In 1996, when I was at the San Diego Union-Tribune, Gould starred in a regional premiere of Jon Robin Baitz’s play “The Substance of Fire” at the Old Globe Theatre, playing the role of Isaac Geldhart, originated by Ron Rifkin. The role effectively revitalized Rifkin’s career. Gould was wonderful in it as well, and he brought fierce concentration and a flinty pride to Geldhart, the Holocaust survivor whose publishing firm is being torn apart by family squabbles.

“Something has happened,” the character says, when asked why the printed word has become economically challenged. “There used to be some silence to life. There is now none. Just static, white noise, fireworks, and boredom all around you.” The lines, written well before the BlackBerry and iPhone era, sound eerily prescient, and Gould brought a memorable tenderness to them.

In that ’96 interview, Gould told me: “I think Baitz is very understanding of Isaac.

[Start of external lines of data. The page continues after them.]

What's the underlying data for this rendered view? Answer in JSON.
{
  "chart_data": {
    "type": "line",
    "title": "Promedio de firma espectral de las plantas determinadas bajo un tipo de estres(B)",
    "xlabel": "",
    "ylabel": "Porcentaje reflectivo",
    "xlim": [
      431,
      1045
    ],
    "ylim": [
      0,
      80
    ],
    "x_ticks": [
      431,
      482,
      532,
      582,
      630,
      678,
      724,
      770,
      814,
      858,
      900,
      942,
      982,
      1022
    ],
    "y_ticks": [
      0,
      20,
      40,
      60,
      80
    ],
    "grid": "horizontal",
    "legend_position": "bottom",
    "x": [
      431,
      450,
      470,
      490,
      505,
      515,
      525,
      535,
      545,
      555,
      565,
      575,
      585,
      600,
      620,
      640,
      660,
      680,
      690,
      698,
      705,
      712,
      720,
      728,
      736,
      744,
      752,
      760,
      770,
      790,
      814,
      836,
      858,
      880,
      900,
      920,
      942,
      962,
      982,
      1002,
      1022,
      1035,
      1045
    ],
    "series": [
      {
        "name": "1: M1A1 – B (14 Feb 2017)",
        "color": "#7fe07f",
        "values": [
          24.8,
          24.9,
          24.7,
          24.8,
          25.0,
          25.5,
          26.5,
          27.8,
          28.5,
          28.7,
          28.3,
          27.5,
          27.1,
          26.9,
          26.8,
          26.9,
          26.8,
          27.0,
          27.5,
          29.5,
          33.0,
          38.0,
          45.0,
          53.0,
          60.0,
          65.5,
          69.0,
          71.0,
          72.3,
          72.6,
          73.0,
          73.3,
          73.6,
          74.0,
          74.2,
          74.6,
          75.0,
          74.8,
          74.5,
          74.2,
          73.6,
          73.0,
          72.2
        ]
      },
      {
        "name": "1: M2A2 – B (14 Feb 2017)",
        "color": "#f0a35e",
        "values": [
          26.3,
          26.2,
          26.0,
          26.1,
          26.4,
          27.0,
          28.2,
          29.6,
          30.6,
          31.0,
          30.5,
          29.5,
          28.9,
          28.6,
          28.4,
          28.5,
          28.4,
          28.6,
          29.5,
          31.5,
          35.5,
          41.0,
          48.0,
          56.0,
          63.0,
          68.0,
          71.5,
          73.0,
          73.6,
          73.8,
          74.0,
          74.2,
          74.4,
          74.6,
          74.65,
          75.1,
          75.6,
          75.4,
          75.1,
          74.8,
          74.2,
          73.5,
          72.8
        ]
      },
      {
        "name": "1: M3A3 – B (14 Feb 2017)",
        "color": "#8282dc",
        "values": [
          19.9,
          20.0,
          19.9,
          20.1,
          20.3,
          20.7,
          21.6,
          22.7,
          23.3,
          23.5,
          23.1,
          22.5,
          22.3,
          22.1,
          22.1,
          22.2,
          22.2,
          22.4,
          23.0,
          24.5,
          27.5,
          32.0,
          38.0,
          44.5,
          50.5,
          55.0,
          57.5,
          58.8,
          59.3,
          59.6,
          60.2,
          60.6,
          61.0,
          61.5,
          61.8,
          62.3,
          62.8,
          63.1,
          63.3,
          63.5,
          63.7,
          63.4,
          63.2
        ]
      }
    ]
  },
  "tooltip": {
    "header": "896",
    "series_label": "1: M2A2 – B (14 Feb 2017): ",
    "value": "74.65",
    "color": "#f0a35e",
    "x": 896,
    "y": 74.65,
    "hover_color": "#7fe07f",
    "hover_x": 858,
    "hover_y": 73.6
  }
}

He knows what his kind of rigidity can lead to, the rejection of love and close connections…there’s a worldview being examined here, really — one’s position toward life itself, which in this case includes the Holocaust and its aftereffects, one’s relation with one’s children, one’s ethical standards, one’s engagement with the world … it’s fascinating.”

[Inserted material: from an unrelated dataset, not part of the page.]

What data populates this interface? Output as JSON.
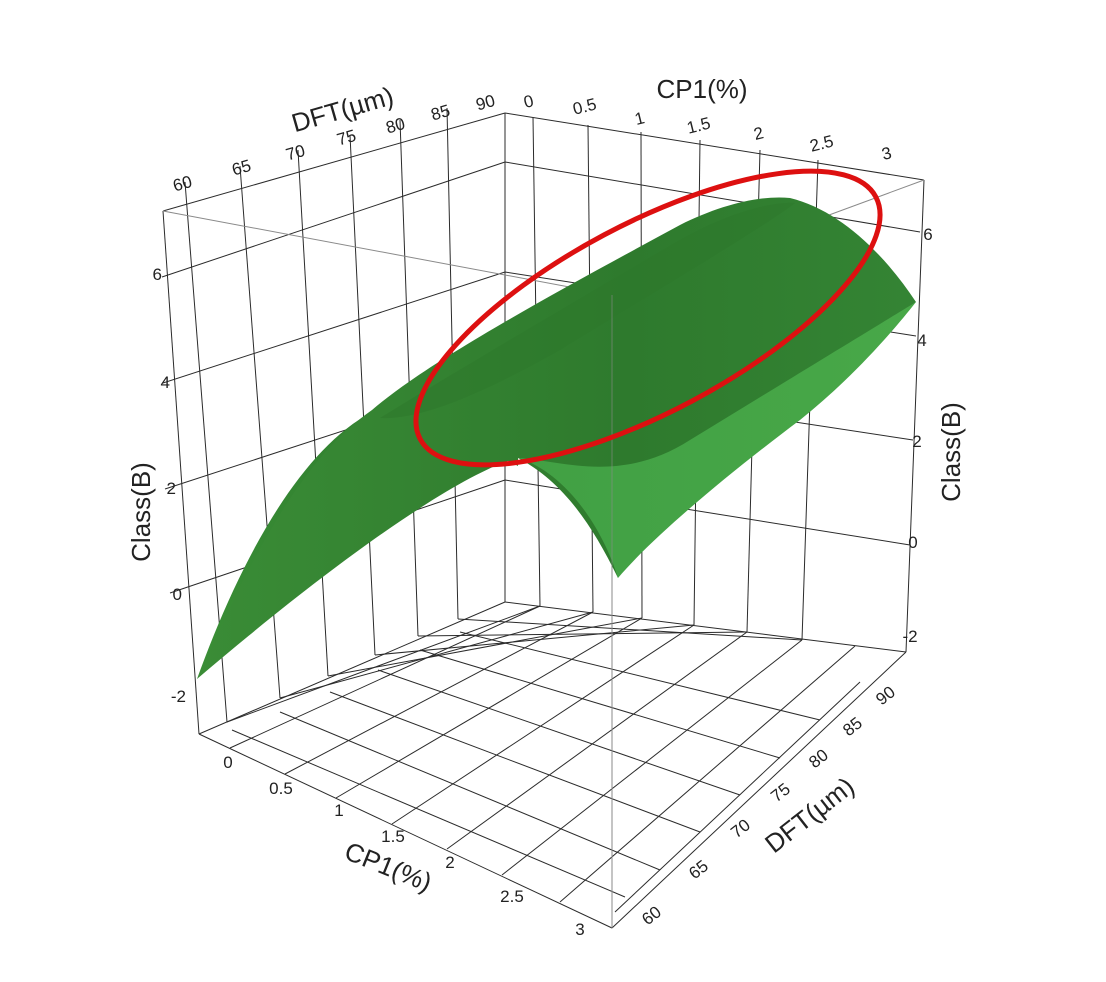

Gould grew up in Albany and Schenectady, N.Y., the son of a “very gentle, compassionate” father and a “stern, very strong mother,” he told me. His father worked in the movie distribution business and, later, when the Depression hit, as a postal clerk.

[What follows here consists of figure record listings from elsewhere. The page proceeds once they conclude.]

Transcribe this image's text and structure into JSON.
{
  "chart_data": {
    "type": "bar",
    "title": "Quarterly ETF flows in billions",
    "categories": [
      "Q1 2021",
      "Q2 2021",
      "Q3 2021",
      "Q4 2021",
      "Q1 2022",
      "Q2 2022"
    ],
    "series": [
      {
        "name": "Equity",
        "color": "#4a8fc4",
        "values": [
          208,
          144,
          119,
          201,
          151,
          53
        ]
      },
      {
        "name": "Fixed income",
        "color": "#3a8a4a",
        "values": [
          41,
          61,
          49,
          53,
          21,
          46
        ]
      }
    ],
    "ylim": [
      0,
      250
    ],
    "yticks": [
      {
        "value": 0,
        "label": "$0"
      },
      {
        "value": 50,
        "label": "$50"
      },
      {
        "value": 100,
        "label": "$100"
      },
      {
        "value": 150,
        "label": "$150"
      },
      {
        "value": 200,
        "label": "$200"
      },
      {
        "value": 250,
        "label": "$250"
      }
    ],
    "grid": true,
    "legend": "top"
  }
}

Gould wanted to act — his father had dabbled a bit — but at his parents’ urging, he attended the New York state college for teachers in Albany (now part of the State University of New York system). He attended graduate school at Cornell where he met his wife, and got his master’s degree and Ph.D. in theater.

He taught here and there, and in 1956 moved his family west for a job at University of California, Riverside. Then came his first television work (“about four seconds” on the 1961-62 Rod Taylor one-season wonder “Hong Kong”) and his first film role (“The Couch,” in 1962). Teaching eventually took a back seat to performing. He was all over TV and big screens for decades, especially prominently in the ’70s, when he went from Kid Twist in “The Sting” to Woody Allen’s droll straight man in “Love and Death” in style. And he’ll always be Rhoda’s father for a certain generation.

“I’m out of the great loop of TV and film, I suppose,” he told me in that interview, “but I don’t really want to go up for a TV pilot at this point. Not that they’re going after my age group, anyway. It’s all young people — ‘Friends,’ friends of ‘Friends.’ I’d much rather spend my time doing theater now.”

Whether rehearsing Shakespeare or Baitz, he told me, Gould loved the feeling of embarking on “a wonderful period of discovery. There’s always a new way to respond to an actor, to cant the line, to deal with the practical, technical aspects of the language — and to come across a feeling or meaning that deepens or widens suddenly. Those are great discoveries to me.”

Our interview concluded with him saying: “There’s still enough of the teacher in me that says: This is a wonderful text. I’d like to share with you. Listen to this.”